4-Phenylbutylamine

Clinical data
- Other names: Benzenebutanamine;

Identifiers
- IUPAC name 4-phenylbutan-1-amine;
- CAS Number: 13214-66-9;
- PubChem CID: 83242;
- DrugBank: DB04311;
- ChemSpider: 75107;
- UNII: UG8K2LT79Y;
- ChEBI: CHEBI:44814;
- ChEMBL: ChEMBL79512;
- PDB ligand: PBN (PDBe, RCSB PDB);
- CompTox Dashboard (EPA): DTXSID50157371 ;

Chemical and physical data
- Formula: C_{10}H_{15}N
- Molar mass: 149.237 g·mol^{−1}
- 3D model (JSmol): Interactive image;
- SMILES C1=CC=C(C=C1)CCCCN;

= 4-Phenylbutylamine =

4-Phenylbutylamine, also known as benzenebutanamine or 4-PBA, is a phenylalkylamine or phenylbutylamine, consisting of a benzene ring in which one of the hydrogen atoms is substituted by a 4-aminobutyl group. It is a primary amine and a member of the benzene class of organic compounds. It penetrates lipid bilayers in the cubic liquid-crystalline phase. The 4-phenylbutylamine molecule exists in the form of four stable rotamers.

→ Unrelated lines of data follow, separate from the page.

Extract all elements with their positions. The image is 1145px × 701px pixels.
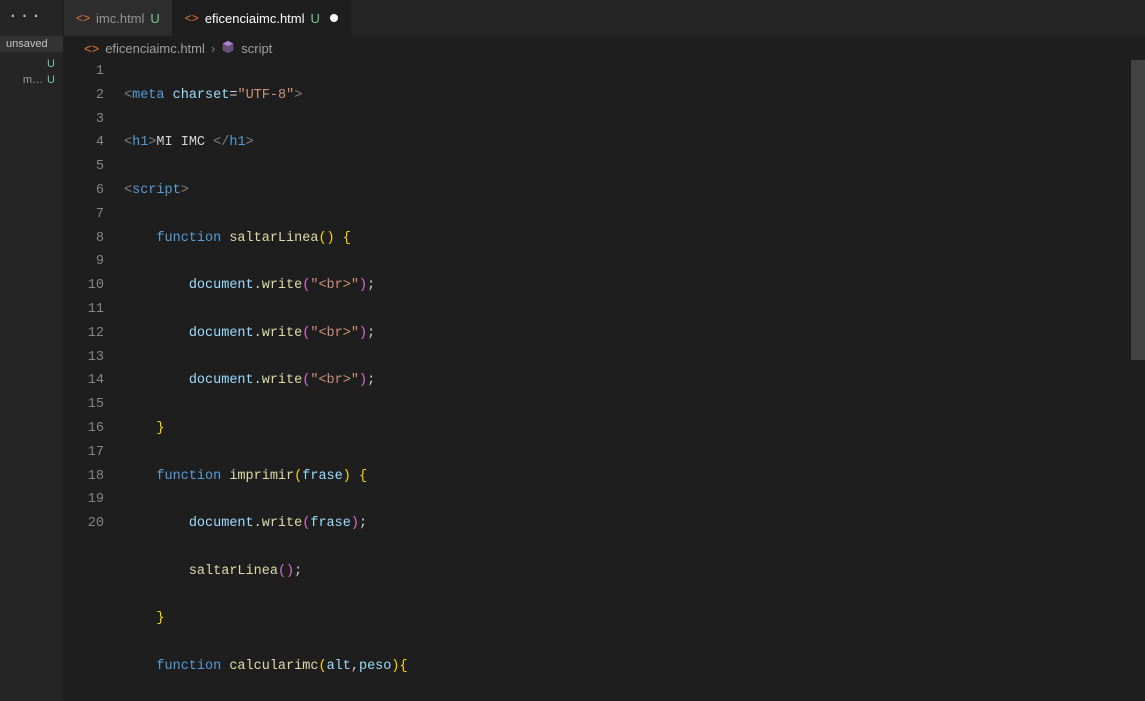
tab-imc[interactable]: <> imc.html U [64,0,173,36]
editor-main: <> imc.html U <> eficenciaimc.html U <> … [64,0,1145,701]
dirty-indicator-icon [330,14,338,22]
breadcrumb-file: eficenciaimc.html [105,41,205,56]
code-editor[interactable]: 1234567891011121314151617181920 <meta ch… [64,60,1145,701]
file-item[interactable]: m… U [0,72,63,88]
sidebar-header: ··· [0,0,63,32]
tab-bar: <> imc.html U <> eficenciaimc.html U [64,0,1145,36]
vertical-scrollbar[interactable] [1131,60,1145,701]
modified-badge: U [311,11,320,26]
tab-label: imc.html [96,11,144,26]
breadcrumb-symbol: script [241,41,272,56]
chevron-right-icon: › [211,41,215,56]
line-gutter: 1234567891011121314151617181920 [64,60,124,701]
file-item[interactable]: U [0,56,63,72]
more-icon[interactable]: ··· [8,7,43,25]
modified-badge: U [47,74,55,86]
html-file-icon: <> [185,11,199,25]
file-list: U m… U [0,56,63,88]
modified-badge: U [150,11,159,26]
tab-label: eficenciaimc.html [205,11,305,26]
breadcrumb[interactable]: <> eficenciaimc.html › script [64,36,1145,60]
html-file-icon: <> [76,11,90,25]
explorer-sidebar: ··· unsaved U m… U [0,0,64,701]
unsaved-label: unsaved [0,36,63,52]
modified-badge: U [47,58,55,70]
module-icon [221,40,235,57]
code-area[interactable]: <meta charset="UTF-8"> <h1>MI IMC </h1> … [124,60,1131,701]
html-file-icon: <> [84,41,99,56]
tab-eficenciaimc[interactable]: <> eficenciaimc.html U [173,0,351,36]
scrollbar-thumb[interactable] [1131,60,1145,360]
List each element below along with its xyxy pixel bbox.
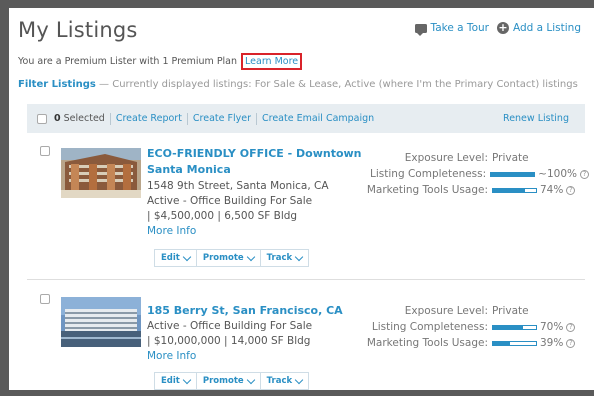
premium-status: You are a Premium Lister with 1 Premium … — [18, 53, 303, 70]
listing-address: 1548 9th Street, Santa Monica, CA — [147, 180, 329, 192]
question-circle-icon[interactable]: ? — [566, 322, 576, 332]
chevron-down-icon — [294, 375, 304, 384]
chevron-down-icon — [246, 252, 255, 261]
add-listing-label: Add a Listing — [512, 22, 581, 34]
edit-button[interactable]: Edit — [155, 373, 197, 389]
listing-divider — [27, 279, 585, 280]
selected-count: 0 Selected — [54, 113, 105, 124]
more-info-link[interactable]: More Info — [147, 349, 312, 364]
edit-button[interactable]: Edit — [155, 250, 197, 266]
add-listing-link[interactable]: + Add a Listing — [496, 21, 581, 34]
track-button[interactable]: Track — [261, 373, 308, 389]
premium-text: You are a Premium Lister with 1 Premium … — [18, 56, 238, 67]
completeness-value: ~100% — [538, 168, 577, 180]
page-title: My Listings — [18, 18, 138, 42]
promote-button[interactable]: Promote — [197, 250, 261, 266]
learn-more-link[interactable]: Learn More — [241, 53, 303, 70]
filter-listings-link[interactable]: Filter Listings — [18, 79, 96, 90]
listing-thumbnail[interactable] — [61, 297, 141, 347]
chevron-down-icon — [246, 375, 255, 384]
filter-bar: Filter Listings — Currently displayed li… — [18, 79, 578, 90]
exposure-label: Exposure Level: — [404, 305, 488, 317]
listing-stats: Exposure Level: Private Listing Complete… — [339, 150, 589, 198]
take-tour-link[interactable]: Take a Tour — [414, 22, 489, 36]
completeness-value: 70% — [540, 321, 564, 333]
listing-title-link[interactable]: 185 Berry St, San Francisco, CA — [147, 303, 343, 319]
marketing-value: 74% — [540, 184, 564, 196]
listing-thumbnail[interactable] — [61, 148, 141, 198]
listing-price: | $10,000,000 | 14,000 SF Bldg — [147, 335, 311, 347]
renew-listing-link[interactable]: Renew Listing — [503, 113, 569, 124]
create-email-campaign-link[interactable]: Create Email Campaign — [262, 113, 374, 124]
marketing-value: 39% — [540, 337, 564, 349]
question-circle-icon[interactable]: ? — [566, 338, 576, 348]
listing-action-buttons: Edit Promote Track — [154, 372, 310, 390]
completeness-label: Listing Completeness: — [370, 168, 487, 180]
header-actions: Take a Tour + Add a Listing — [407, 21, 581, 36]
chevron-down-icon — [294, 252, 304, 261]
exposure-value: Private — [492, 152, 529, 164]
listings-panel: My Listings Take a Tour + Add a Listing … — [9, 8, 594, 390]
question-circle-icon[interactable]: ? — [580, 169, 589, 179]
listing-price: | $4,500,000 | 6,500 SF Bldg — [147, 210, 298, 222]
question-circle-icon[interactable]: ? — [566, 185, 576, 195]
marketing-label: Marketing Tools Usage: — [366, 184, 488, 196]
listing-title-link[interactable]: ECO-FRIENDLY OFFICE - Downtown Santa Mon… — [147, 146, 362, 178]
completeness-bar — [492, 324, 537, 330]
take-tour-label: Take a Tour — [430, 22, 489, 34]
select-all-checkbox[interactable] — [37, 113, 47, 124]
chevron-down-icon — [182, 252, 192, 261]
toolbar-divider — [109, 112, 111, 125]
listing-status: Active - Office Building For Sale — [147, 320, 313, 332]
more-info-link[interactable]: More Info — [147, 224, 329, 239]
listing-checkbox[interactable] — [40, 146, 50, 156]
toolbar-divider — [186, 112, 188, 125]
exposure-label: Exposure Level: — [404, 152, 488, 164]
listing-details: Active - Office Building For Sale | $10,… — [147, 319, 312, 364]
filter-description: — Currently displayed listings: For Sale… — [99, 79, 578, 90]
bulk-toolbar: 0 Selected Create Report Create Flyer Cr… — [27, 104, 585, 133]
completeness-bar — [490, 171, 536, 177]
chat-bubble-icon — [414, 23, 427, 36]
listing-checkbox[interactable] — [40, 294, 50, 304]
toolbar-divider — [255, 112, 257, 125]
chevron-down-icon — [182, 375, 192, 384]
listing-status: Active - Office Building For Sale — [147, 195, 313, 207]
marketing-bar — [492, 340, 537, 346]
listing-details: 1548 9th Street, Santa Monica, CA Active… — [147, 179, 329, 239]
plus-circle-icon: + — [496, 21, 509, 34]
listing-stats: Exposure Level: Private Listing Complete… — [339, 303, 589, 351]
promote-button[interactable]: Promote — [197, 373, 261, 389]
listing-action-buttons: Edit Promote Track — [154, 249, 310, 267]
create-flyer-link[interactable]: Create Flyer — [193, 113, 251, 124]
track-button[interactable]: Track — [261, 250, 308, 266]
marketing-bar — [492, 187, 537, 193]
completeness-label: Listing Completeness: — [371, 321, 488, 333]
marketing-label: Marketing Tools Usage: — [366, 337, 488, 349]
exposure-value: Private — [492, 305, 529, 317]
create-report-link[interactable]: Create Report — [116, 113, 182, 124]
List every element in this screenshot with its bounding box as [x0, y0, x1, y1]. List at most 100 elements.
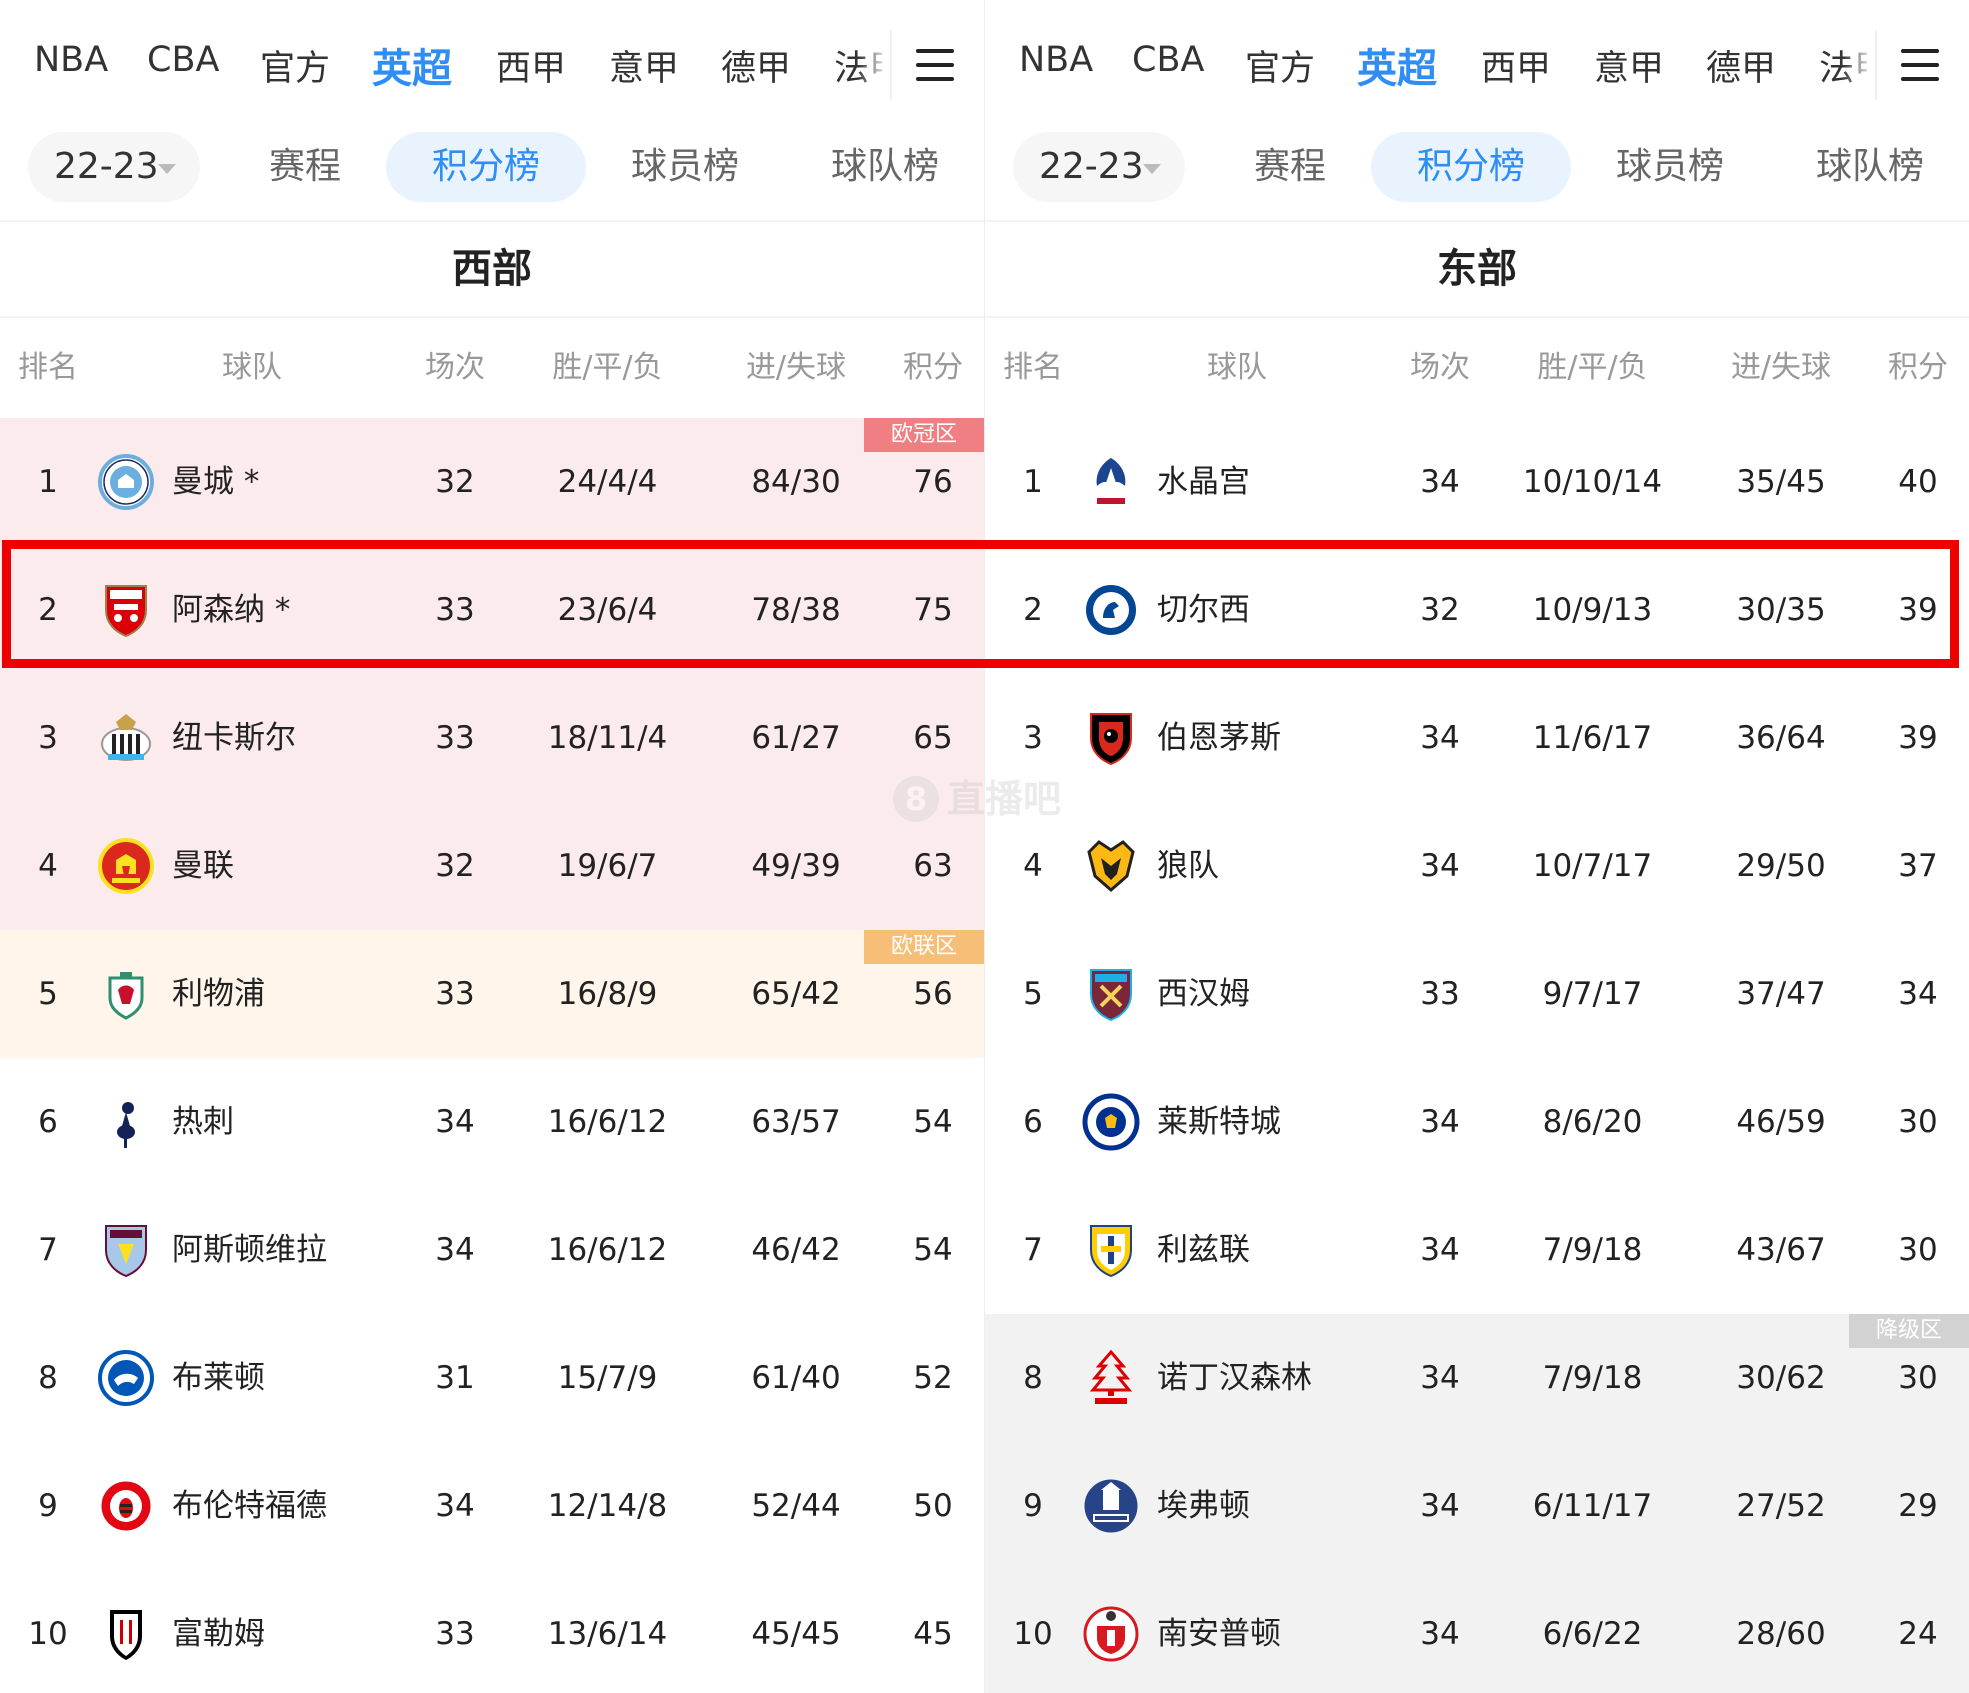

A serine protease inhibitor, it has been used in research as a test inhibitor to study the function of the enzyme trypsin. It is capable of mimicking the side chain of the amino acid lysine or arginine, which allows it to bind to the active site of the enzyme trypsin.

Modification of hen egg-white lysozyme with 4-phenylbutylamine using EDC creates derivatives with 0.6-0.7 modified residues and about 60 percent activity. Kinetic data shows that this modified lysozyme increases the k_{cat} of SucGly_{2}Phe-4-nitroanilide hydrolysis by α-chymotrypsin by 20 times, without changing the K_{m}. The apparent dissociation constant (K_{d}) for the lysozyme-chymotrypsin complex is 0.03 mM and does not depend on substrate concentration. This effect is specific to α and δ-chymotrypsins; other serine proteases or similar derivatives of ribonuclease and α-lactalbumin do not show this enhancement. Because chitin oligomers like GlcNAc2 and GlcNAc3 partially block the activation, the 4-phenylbutylamine group is likely located near the lysozyme binding site.